Regression: When using openssl pkcs11, the crypto engine fails to be found. #17617
Description
I did this
mTLS connections are broken when private key is stored in an HSM and accessed via openssl pkcs11 engine:
$ curl --cert /cfg/certmgmt/device-cert-staging.pem --key 'pkcs11:type=private;pin-value=1234;object=TEST_KEYPAIR' --key-type ENG --engine pkcs11 --header 'Content-Type: application/x-www-form-urlencoded' --header 'Content-Type: text/plain' --data '<encoded-data-redacted>' https://example.com
curl: (53) SSL crypto engine not found
I expected the following
With curl version 8.12.1, connecting to a server using mTLS when the private key for a client certificate is stored in an HSM and accessed via openssl pkcs11 engine work fine. Expected it to continue working in 8.14.1 and master.
curl/libcurl version
curl 8.14.1 (aarch64-trimble-linux-gnu) libcurl/8.14.1 OpenSSL/3.5.0 zlib/1.3.1 libidn2/2.3.8 nghttp2/1.65.0
Release-Date: 2025-06-04
Protocols: file ftp ftps http https ipfs ipns
Features: alt-svc AsynchDNS HSTS HTTP2 HTTPS-proxy IDN IPv6 Largefile libz NTLM SSL threadsafe TLS-SRP UnixSockets
Bug was introduced in this commit:
commit f2ce6c46b9dcc46ced0ce43fa95176ea7599a854
Author: Daniel Stenberg <daniel@haxx.se>
Date: Tue Apr 8 11:45:17 2025 +0200
openssl: enable builds for *both* engines and providers
OpenSSL3 can in fact have both enabled at once. Load the provider and
key/cert appropriately.

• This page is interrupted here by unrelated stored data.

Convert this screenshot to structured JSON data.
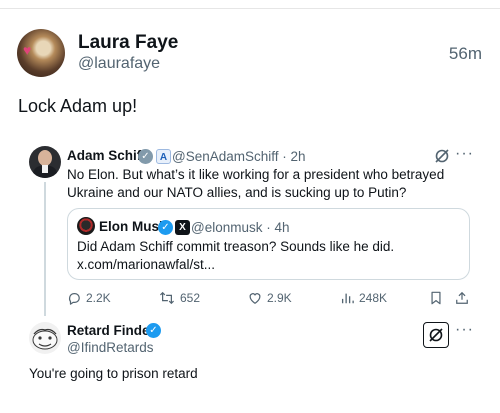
{
  "outer": {
    "name": "Laura Faye",
    "handle": "@laurafaye",
    "time": "56m",
    "text": "Lock Adam up!"
  },
  "quote_post": {
    "name": "Adam Schiff",
    "handle_time": "@SenAdamSchiff · 2h",
    "text": "No Elon. But what’s it like working for a president who betrayed Ukraine and our NATO allies, and is sucking up to Putin?",
    "more": "···",
    "actions": {
      "replies": "2.2K",
      "reposts": "652",
      "likes": "2.9K",
      "views": "248K"
    }
  },
  "nested_quote": {
    "name": "Elon Musk",
    "handle_time": "@elonmusk · 4h",
    "line1": "Did Adam Schiff commit treason? Sounds like he did.",
    "line2": "x.com/marionawfal/st..."
  },
  "reply": {
    "name": "Retard Finder",
    "handle": "@IfindRetards",
    "text": "You're going to prison retard",
    "more": "···"
  },
  "colors": {
    "verified_blue": "#1d9bf0",
    "verified_grey": "#829aab",
    "text_primary": "#0f1419",
    "text_secondary": "#536471",
    "border": "#cfd9de"
  }
}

When loading a provider, the user can now also
set an associated "property string".
Work on this was sponsored by Valantic.
Closes #17165
This fix worked for me:
operating system
Linux bedrock-ttc-wsr-02 6.12.25-v8-16k #1 SMP PREEMPT Wed Apr 30 10:08:58 UTC 2025 aarch64 GNU/Linux
Yocto image built off of master where curl was recently updated from 8.12.1 to 8.14.1.